The Bible warns us against false hope.2
The Bible warns us against putting our hope in people (Jer 17:5–8; Mic 7:3–5; Ps 118:9; 143:3–7). Whether princes, great men, neighbors, friends, spouses, children, or parents—people can dash our hopes in them.
The Bible warns us against putting our hope in riches (Job 31:24–28; Ps 52:1–7; Prov 11:28). They will perish with us in the end (Job 1:21; Ecc 5:15; Luke 12:13–21; 1 Tim 6:7).
The Bible warns us against putting our hope in whatever saves our physical lives (Ps 33:10–11, 16–17; Isa 30:15–16; 31:1–3; Hos 10:13). Personal strength, an army to bid, our resources and greatest plans—none of these will deliver us from death and take us into heaven.
The Bible warns us against putting our hope in false gods (Ps 115:4–8; Hab 2:18–19).
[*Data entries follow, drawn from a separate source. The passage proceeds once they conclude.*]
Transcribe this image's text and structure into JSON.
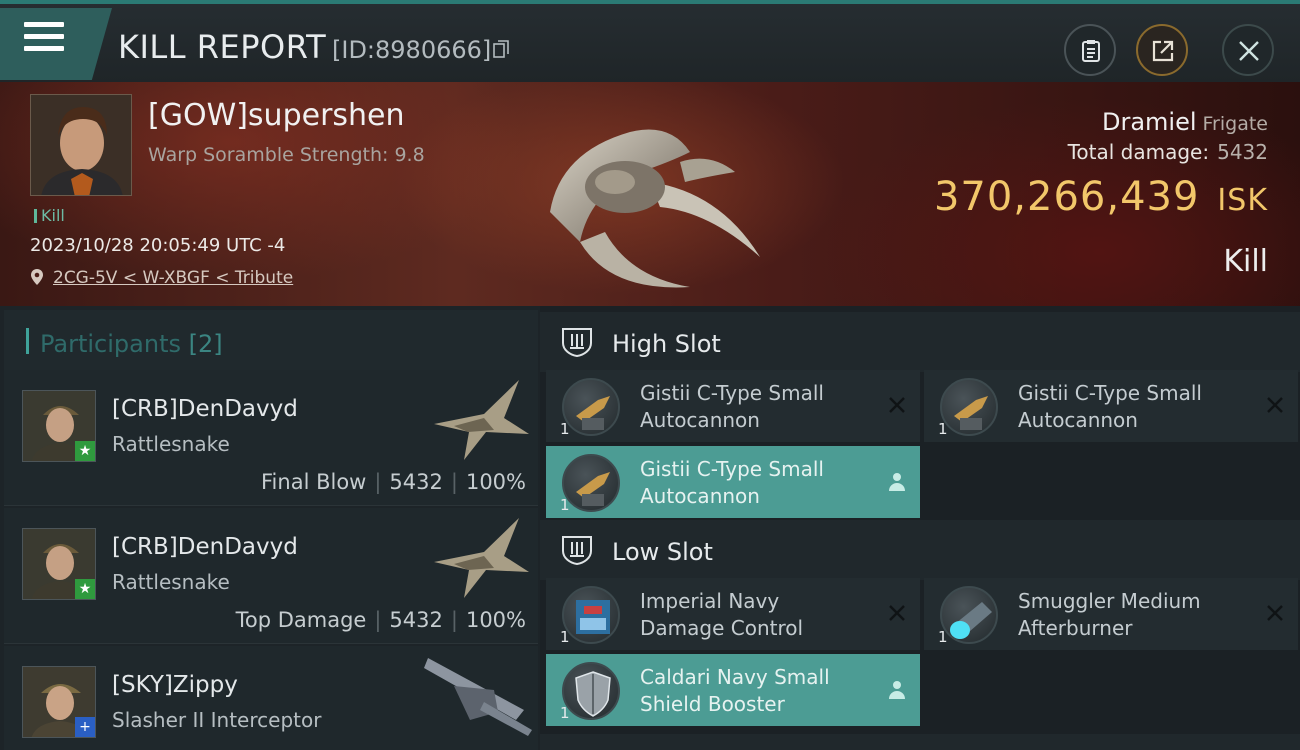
{
  "header": {
    "title": "KILL REPORT",
    "kill_id": "[ID:8980666]"
  },
  "victim": {
    "name": "[GOW]supershen",
    "warp_scramble": "Warp Soramble Strength: 9.8",
    "tag": "Kill",
    "datetime": "2023/10/28 20:05:49 UTC -4",
    "location": "2CG-5V < W-XBGF < Tribute",
    "ship_name": "Dramiel",
    "ship_class": "Frigate",
    "total_damage_label": "Total damage:",
    "total_damage": "5432",
    "isk_value": "370,266,439",
    "isk_unit": "ISK",
    "result": "Kill"
  },
  "participants": {
    "title": "Participants",
    "count": "[2]",
    "rows": [
      {
        "name": "[CRB]DenDavyd",
        "ship": "Rattlesnake",
        "role": "Final Blow",
        "damage": "5432",
        "percent": "100%",
        "badge": "★",
        "badge_color": "#2f9a3e"
      },
      {
        "name": "[CRB]DenDavyd",
        "ship": "Rattlesnake",
        "role": "Top Damage",
        "damage": "5432",
        "percent": "100%",
        "badge": "★",
        "badge_color": "#2f9a3e"
      },
      {
        "name": "[SKY]Zippy",
        "ship": "Slasher II Interceptor",
        "badge": "+",
        "badge_color": "#2a5fc4"
      }
    ]
  },
  "fitting": {
    "high_slot_label": "High Slot",
    "low_slot_label": "Low Slot",
    "high": [
      {
        "line1": "Gistii C-Type Small",
        "line2": "Autocannon",
        "qty": "1",
        "status": "destroyed-icon"
      },
      {
        "line1": "Gistii C-Type Small",
        "line2": "Autocannon",
        "qty": "1",
        "status": "destroyed-icon"
      },
      {
        "line1": "Gistii C-Type Small",
        "line2": "Autocannon",
        "qty": "1",
        "status": "dropped-icon"
      }
    ],
    "low": [
      {
        "line1": "Imperial Navy",
        "line2": "Damage Control",
        "qty": "1",
        "status": "destroyed-icon"
      },
      {
        "line1": "Smuggler Medium",
        "line2": "Afterburner",
        "qty": "1",
        "status": "destroyed-icon"
      },
      {
        "line1": "Caldari Navy Small",
        "line2": "Shield Booster",
        "qty": "1",
        "status": "dropped-icon"
      }
    ]
  },
  "colors": {
    "accent": "#4c9c94",
    "isk": "#f2c76a",
    "header_border": "#2b7a74"
  }
}
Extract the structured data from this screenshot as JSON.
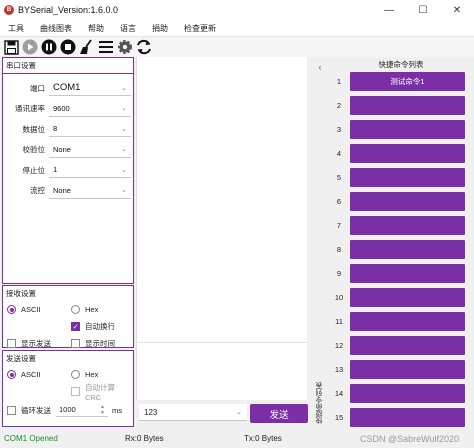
{
  "window": {
    "title": "BYSerial_Version:1.6.0.0",
    "icon": "app-logo-icon"
  },
  "menu": [
    "工具",
    "曲线图表",
    "帮助",
    "语言",
    "捐助",
    "检查更新"
  ],
  "toolbar": [
    "save-icon",
    "play-icon",
    "pause-icon",
    "stop-icon",
    "clean-icon",
    "list-icon",
    "gear-icon",
    "refresh-icon"
  ],
  "serial_settings": {
    "title": "串口设置",
    "port": {
      "label": "端口",
      "value": "COM1"
    },
    "baud": {
      "label": "通讯速率",
      "value": "9600"
    },
    "data_bits": {
      "label": "数据位",
      "value": "8"
    },
    "parity": {
      "label": "校验位",
      "value": "None"
    },
    "stop_bits": {
      "label": "停止位",
      "value": "1"
    },
    "flow": {
      "label": "流控",
      "value": "None"
    }
  },
  "receive_settings": {
    "title": "接收设置",
    "ascii": "ASCII",
    "hex": "Hex",
    "auto_newline": "自动换行",
    "show_send": "显示发送",
    "show_time": "显示时间"
  },
  "send_settings": {
    "title": "发送设置",
    "ascii": "ASCII",
    "hex": "Hex",
    "auto_crc": "自动计算CRC",
    "loop_send": "循环发送",
    "interval": "1000",
    "unit": "ms"
  },
  "send_box": {
    "value": "123",
    "button": "发送"
  },
  "quick_panel": {
    "title": "快捷命令列表",
    "side_label": "快捷命令列表",
    "commands": [
      {
        "num": "1",
        "label": "测试命令1"
      },
      {
        "num": "2",
        "label": ""
      },
      {
        "num": "3",
        "label": ""
      },
      {
        "num": "4",
        "label": ""
      },
      {
        "num": "5",
        "label": ""
      },
      {
        "num": "6",
        "label": ""
      },
      {
        "num": "7",
        "label": ""
      },
      {
        "num": "8",
        "label": ""
      },
      {
        "num": "9",
        "label": ""
      },
      {
        "num": "10",
        "label": ""
      },
      {
        "num": "11",
        "label": ""
      },
      {
        "num": "12",
        "label": ""
      },
      {
        "num": "13",
        "label": ""
      },
      {
        "num": "14",
        "label": ""
      },
      {
        "num": "15",
        "label": ""
      }
    ]
  },
  "status": {
    "connection": "COM1 Opened",
    "rx": "Rx:0 Bytes",
    "tx": "Tx:0 Bytes",
    "watermark": "CSDN @SabreWulf2020"
  },
  "colors": {
    "accent": "#7b2fa6",
    "connected": "#1a8f2e"
  }
}
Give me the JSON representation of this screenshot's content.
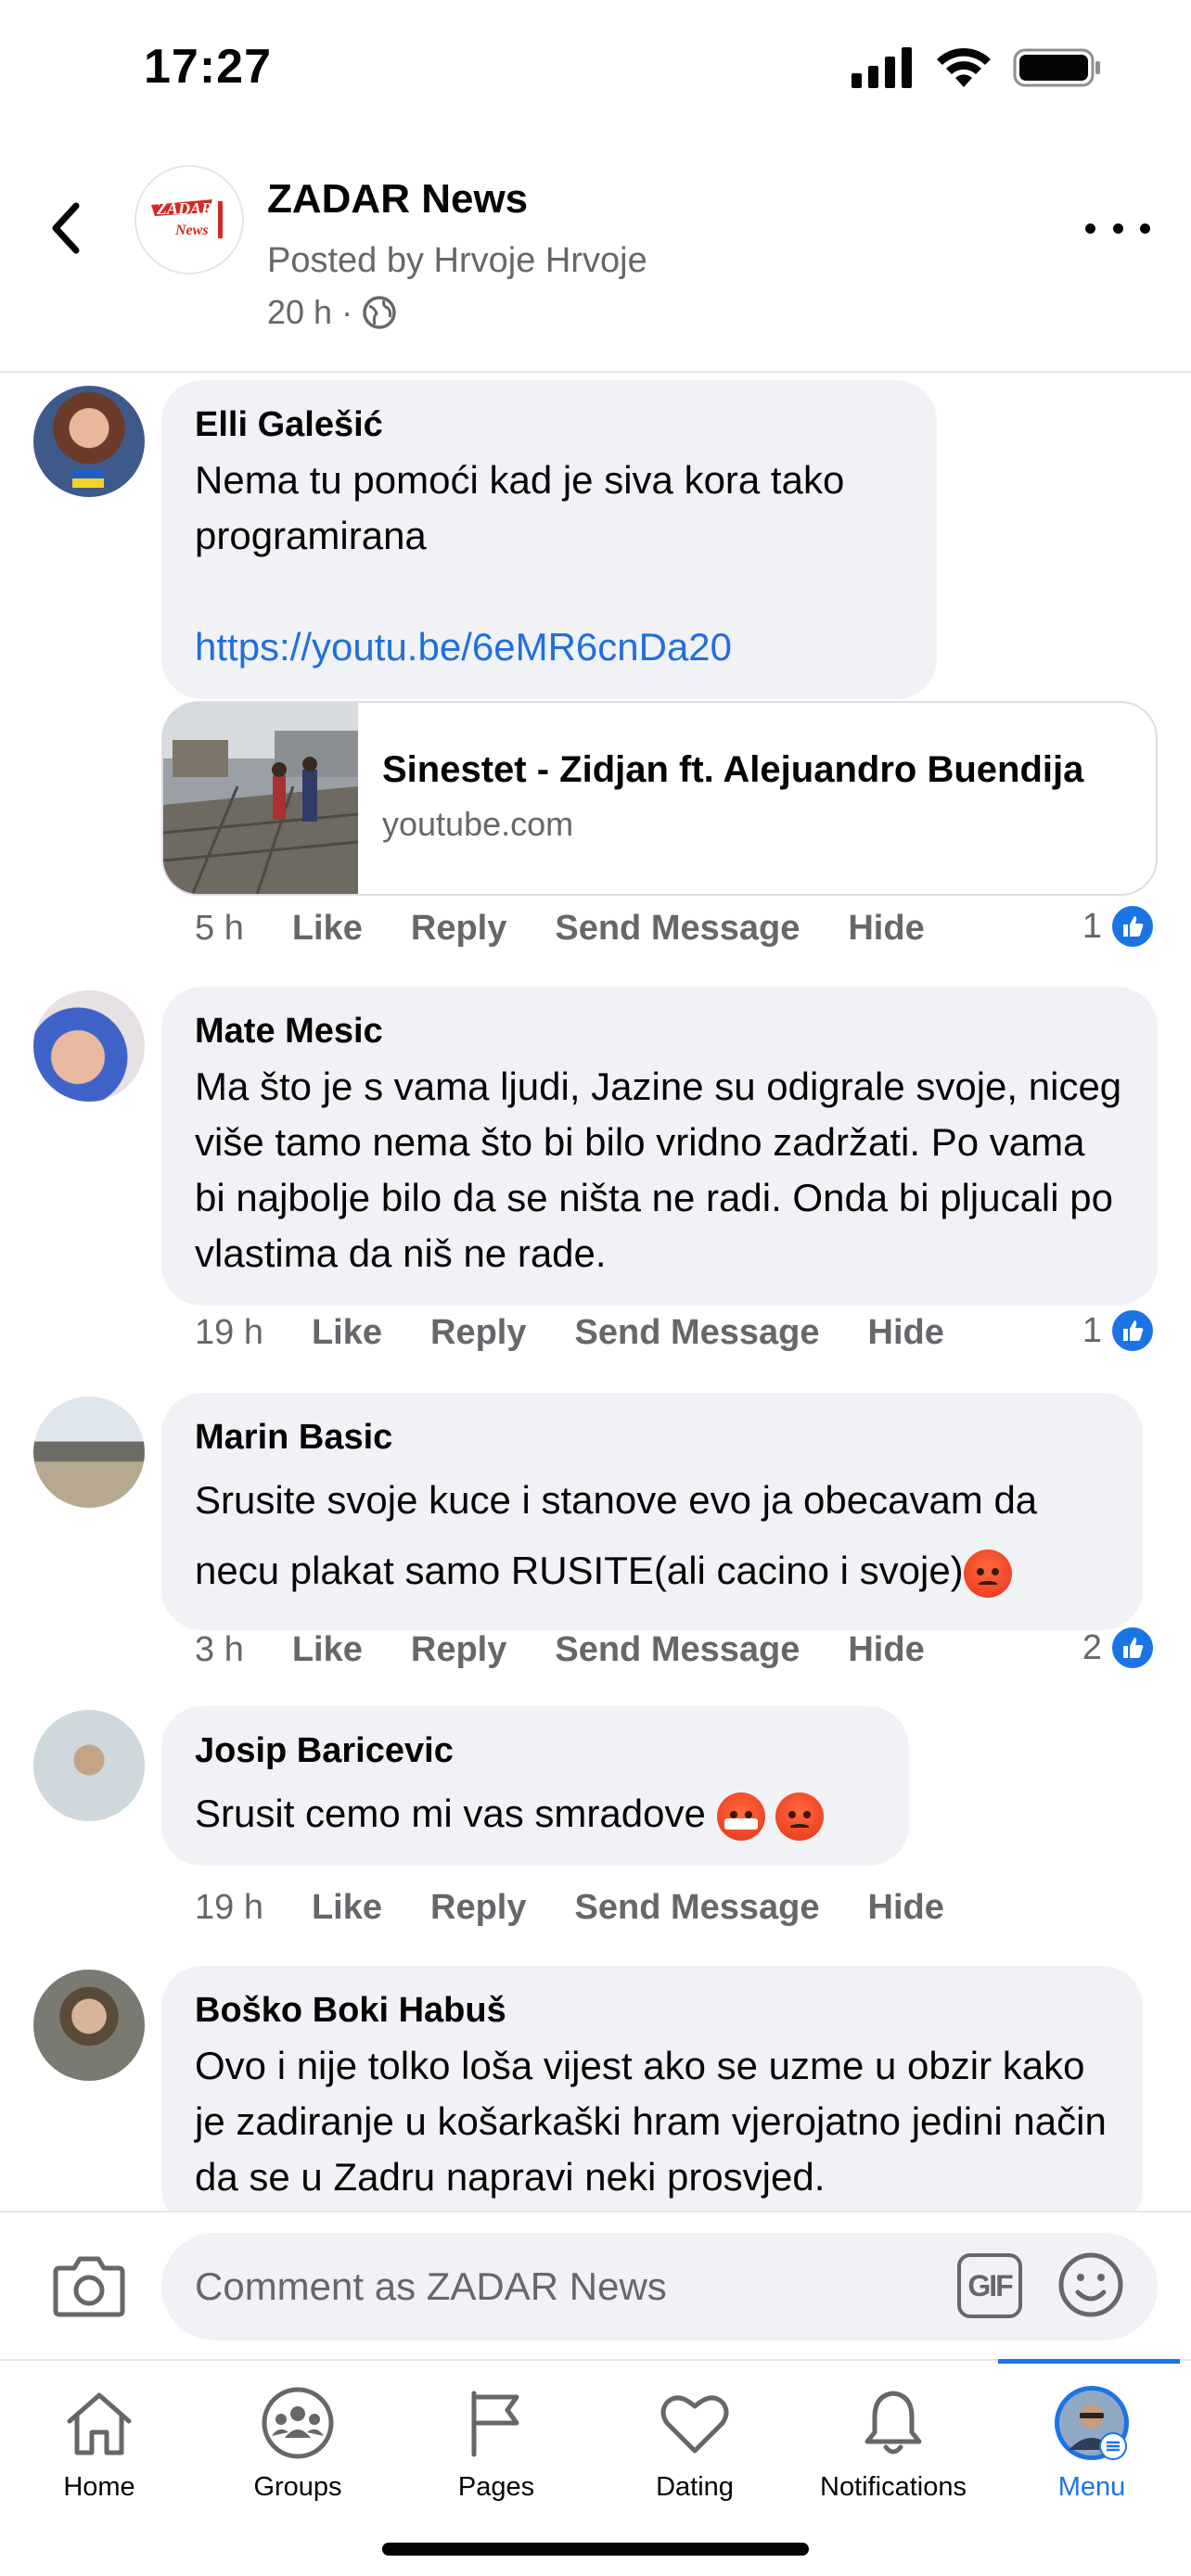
{
  "status_bar": {
    "time": "17:27"
  },
  "header": {
    "page_name": "ZADAR News",
    "posted_by": "Posted by Hrvoje Hrvoje",
    "time": "20 h",
    "separator": "·",
    "logo_text": "ZADAR News"
  },
  "comments": [
    {
      "author": "Elli Galešić",
      "text": "Nema tu pomoći kad je siva kora tako programirana",
      "link": "https://youtu.be/6eMR6cnDa20",
      "preview": {
        "title": "Sinestet - Zidjan ft. Alejuandro Buendija",
        "domain": "youtube.com"
      },
      "time": "5 h",
      "like_label": "Like",
      "reply_label": "Reply",
      "send_label": "Send Message",
      "hide_label": "Hide",
      "reactions": "1"
    },
    {
      "author": "Mate Mesic",
      "text": "Ma što je s vama ljudi, Jazine su odigrale svoje, niceg više tamo nema što bi bilo vridno zadržati. Po vama bi najbolje bilo da se ništa ne radi. Onda bi pljucali po vlastima da niš ne rade.",
      "time": "19 h",
      "like_label": "Like",
      "reply_label": "Reply",
      "send_label": "Send Message",
      "hide_label": "Hide",
      "reactions": "1"
    },
    {
      "author": "Marin Basic",
      "text": "Srusite svoje kuce i stanove evo ja obecavam da necu plakat samo RUSITE(ali cacino i svoje)",
      "time": "3 h",
      "like_label": "Like",
      "reply_label": "Reply",
      "send_label": "Send Message",
      "hide_label": "Hide",
      "reactions": "2"
    },
    {
      "author": "Josip Baricevic",
      "text": "Srusit cemo mi vas smradove",
      "time": "19 h",
      "like_label": "Like",
      "reply_label": "Reply",
      "send_label": "Send Message",
      "hide_label": "Hide"
    },
    {
      "author": "Boško Boki Habuš",
      "text": "Ovo i nije tolko loša vijest ako se uzme u obzir kako je zadiranje u košarkaški hram vjerojatno jedini način da se u Zadru napravi neki prosvjed."
    }
  ],
  "composer": {
    "placeholder": "Comment as ZADAR News",
    "gif_label": "GIF"
  },
  "tabs": [
    {
      "label": "Home",
      "icon": "home-icon"
    },
    {
      "label": "Groups",
      "icon": "groups-icon"
    },
    {
      "label": "Pages",
      "icon": "flag-icon"
    },
    {
      "label": "Dating",
      "icon": "heart-icon"
    },
    {
      "label": "Notifications",
      "icon": "bell-icon"
    },
    {
      "label": "Menu",
      "icon": "profile-menu-icon",
      "active": true
    }
  ],
  "colors": {
    "accent": "#1b74e4",
    "link": "#216fdb",
    "bubble": "#f0f2f5",
    "secondary_text": "#65676b"
  }
}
They are made and make nothing themselves. They give no profit to those who worship them but bring woe from God instead.
If our hope is in any of these things, we have “hope in this life only” and “are of all people most to be pitied” (1 Cor 15:19). We will “grieve as others do who have no hope” (1 Thess 4:13). We may even show that we are “separated from Christ… having no hope and without God in the world” (Eph 2:12). Our hope would thus be eternally deferred, and our heart forever sick (Prov 13:12). “Hope that is seen”—people, riches, resources, or gods made by men—“is not hope” (Rom 8:24).
True hope does exist. Let’s remind ourselves of that eternal hope today.
The Bible tells us what true hope really is.
There is only “the one hope” (Eph 4:4) which comes from “the God of hope” (Rom 15:13), which is in “Christ Jesus our hope” (1 Tim 1:1). More specifically, it is “Christ in you, the hope of glory” (Col 1:27). Here’s the story of that hope.
First, there was once a day when hope was unknown and unnecessary to man on earth. God created all things, man included, and walked and talked with him (cf. Gen 3:8). Everything was perfect. Faith was sight and hope unknown, and man knew only love (cf. 1 Thess 1:3; 5:8; 1 Cor 13:13; Gal 5:5–6; Heb 6:10–12; 1 Pet 1:21–22).
But then, man sinned, and the human race sinned in him (Rom 5:12).